OK, the evolution of the internal energy of a photon gas that is expanding adiabatically in static space is the same as the evolution of the internal energy of the photon gas that is comoving (constant comoving volume) in an expanding space.

But consider a photon gas in a cylinder with a piston. The piston moves due to the gas pressure that expands adiabatically. Additionally, consider that during the adiabatic expansion the space within the cylinder expands. Would this scenario imply a E \propto R^{-2} dependence (due to gas expansion and space expansion)? (Such a scenario is not relevant for cosmology because the photon gas would increase its comoving volume which is against the cosmological principle, at least for the CMB).

 

[Garth]

I do not understand what you mean by: "Additionally, consider that during the adiabatic expansion the space within the cylinder expands."

Is everything expanding? The whole cylinder and the piston? Rulers as well? How are you measuring this expansion?

In cosmology, the work done by the pressure in the expanding co-moving volume of the universe is equal to the change in total energy. If that pressure is mediated by a photon gas then that photon gas loses energy, even though the total photon number remains constant. Thus each photon loses energy and is red shifted as a result.

Garth

 

[hellfire]

The piston would be moving, as in a usual thermodynamical experiment in laboratory. Additionally there would be a nonnegligible expansion of space within the cylinder.

In cosmological terms you could imagine that the CMB would increase its comoving volume (it would be flowing radially "outwards" of the observable universe) instead of mantaining it constant.

 

[gptejms]

But I am confused. This follows merely from the assumption of adiabatic expansion, without taking into consideration the expansion of space. If a photon gas expands adiabatically in a piston of some characteristic lengt L (in static space), it will also increase its wavelengh, because E \propto L^{-1} and E \propto \lambda^{-1}. However, in an expanding space the same relation applies. Why?

I haven't carefully gone thru your derivation,but P seems to be constant.Why?What makes the calculation adiabatic?

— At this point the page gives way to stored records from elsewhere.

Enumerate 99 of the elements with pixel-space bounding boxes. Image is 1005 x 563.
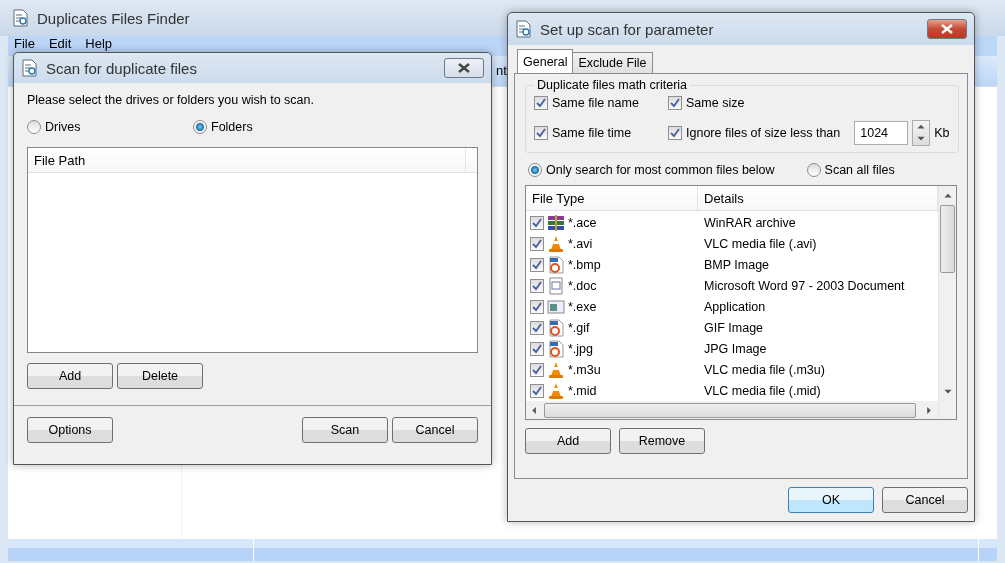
close-button[interactable] — [927, 19, 967, 39]
list-button[interactable]: Add — [27, 363, 113, 389]
dialog-button[interactable]: Scan — [302, 417, 388, 443]
menu-item[interactable]: File — [14, 36, 35, 52]
radio-button[interactable] — [193, 120, 207, 134]
close-icon — [941, 24, 953, 34]
image-file-icon — [547, 318, 565, 337]
dialog-title: Set up scan for parameter — [540, 20, 714, 38]
radio-button[interactable] — [806, 163, 821, 177]
file-type: *.gif — [568, 320, 590, 335]
options-button[interactable]: Options — [27, 417, 113, 443]
check-icon — [532, 343, 542, 354]
column-header[interactable]: File Type — [526, 186, 698, 210]
row-checkbox[interactable] — [530, 278, 544, 293]
radio-option[interactable]: Folders — [193, 120, 253, 134]
file-type: *.jpg — [568, 341, 594, 356]
menu-item[interactable]: Edit — [48, 36, 72, 52]
file-type-list[interactable] — [525, 185, 957, 420]
tab[interactable]: General — [517, 49, 574, 73]
unit-label: Kb — [934, 126, 950, 140]
check-icon — [532, 238, 542, 249]
radio-button[interactable] — [528, 163, 542, 177]
file-type: *.doc — [568, 278, 597, 293]
checkbox-option[interactable]: Ignore files of size less than — [668, 126, 841, 140]
row-checkbox[interactable] — [530, 362, 544, 377]
file-details: Microsoft Word 97 - 2003 Document — [704, 278, 905, 293]
file-details: Application — [704, 299, 766, 314]
check-icon — [532, 322, 542, 333]
vertical-scrollbar[interactable] — [938, 186, 956, 419]
right-arrow-icon[interactable] — [924, 405, 934, 415]
window-icon — [547, 297, 565, 316]
dialog-title: Scan for duplicate files — [46, 59, 197, 77]
group-title: Duplicate files math criteria — [536, 78, 689, 92]
close-icon — [458, 63, 470, 73]
file-details: JPG Image — [704, 341, 767, 356]
row-checkbox[interactable] — [530, 215, 544, 230]
row-checkbox[interactable] — [530, 341, 544, 356]
check-icon — [532, 259, 542, 270]
window-title: Duplicates Files Finder — [37, 9, 190, 27]
check-icon — [532, 385, 542, 396]
instruction-text: Please select the drives or folders you wish to scan. — [27, 93, 314, 107]
spin-button[interactable] — [912, 120, 931, 146]
traffic-cone-icon — [547, 381, 565, 400]
file-type: *.m3u — [568, 362, 601, 377]
file-details: VLC media file (.avi) — [704, 236, 817, 251]
scrollbar-thumb[interactable] — [544, 402, 916, 418]
horizontal-scrollbar[interactable] — [526, 401, 938, 419]
check-icon — [532, 364, 542, 375]
row-checkbox[interactable] — [530, 299, 544, 314]
row-checkbox[interactable] — [530, 320, 544, 335]
check-icon — [532, 280, 542, 291]
file-details: GIF Image — [704, 320, 764, 335]
image-file-icon — [547, 255, 565, 274]
file-details: VLC media file (.mid) — [704, 383, 821, 398]
file-type: *.exe — [568, 299, 597, 314]
radio-button[interactable] — [27, 120, 41, 134]
checkbox-option[interactable]: Same file time — [534, 126, 632, 140]
check-icon — [670, 98, 680, 108]
toolbar-label[interactable]: nt — [496, 63, 507, 79]
check-icon — [536, 98, 546, 108]
radio-option[interactable]: Drives — [27, 120, 81, 134]
menu-item[interactable]: Help — [85, 36, 113, 52]
row-checkbox[interactable] — [530, 383, 544, 398]
file-details: WinRAR archive — [704, 215, 796, 230]
checkbox-option[interactable]: Same file name — [534, 96, 639, 110]
radio-option[interactable]: Only search for most common files below — [528, 163, 775, 177]
file-details: VLC media file (.m3u) — [704, 362, 825, 377]
books-icon — [547, 213, 565, 232]
row-checkbox[interactable] — [530, 236, 544, 251]
app-icon — [515, 20, 532, 38]
radio-option[interactable]: Scan all files — [806, 163, 895, 177]
check-icon — [536, 128, 546, 138]
file-type: *.bmp — [568, 257, 601, 272]
file-type: *.ace — [568, 215, 597, 230]
image-file-icon — [547, 339, 565, 358]
dialog-button[interactable]: Cancel — [392, 417, 478, 443]
app-icon — [12, 9, 29, 27]
checkbox-option[interactable]: Same size — [668, 96, 745, 110]
check-icon — [532, 301, 542, 312]
scrollbar-thumb[interactable] — [940, 205, 955, 273]
file-details: BMP Image — [704, 257, 770, 272]
dialog-button[interactable]: OK — [788, 487, 874, 513]
check-icon — [532, 217, 542, 228]
file-type: *.mid — [568, 383, 597, 398]
list-button[interactable]: Remove — [619, 428, 705, 454]
list-button[interactable]: Add — [525, 428, 611, 454]
list-button[interactable]: Delete — [117, 363, 203, 389]
close-button[interactable] — [444, 58, 484, 78]
traffic-cone-icon — [547, 360, 565, 379]
document-icon — [547, 276, 565, 295]
dialog-button[interactable]: Cancel — [882, 487, 968, 513]
traffic-cone-icon — [547, 234, 565, 253]
row-checkbox[interactable] — [530, 257, 544, 272]
app-icon — [21, 59, 38, 77]
file-type: *.avi — [568, 236, 593, 251]
check-icon — [670, 128, 680, 138]
size-field[interactable]: 1024 — [854, 121, 909, 145]
tab[interactable]: Exclude File — [572, 52, 653, 73]
path-list[interactable]: File Path — [27, 147, 478, 353]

If the universe were to expand like an ordinary gas,its temperature wouldn't change at all---because unlike an ordinary gas which does work against external pressure and loses internal energy,there is nothing for the universe's 'background photon gas' to work against.Its internal energy would remain constant in this scenario.So the only thing that causes temperature loss for the background radiation is the cosmological expansion.

 

[hellfire]

I haven't carefully gone thru your derivation,but P seems to be constant.

The pressure is P = u/3 and therefore has the same dependence with R as u.

 

[gptejms]

Ok---you are using the first law(with dQ=0 for adiabaticity).But the gas is working against the external constant pressure P (distinguish this from internal pressure of the gas which is not constant and as you say given as u/3).

Anyway,as I have said there is no similarity here with the expansion of the universe's photon gas--the only effect that causes its cooling is the cosmological red shift due to expanding space.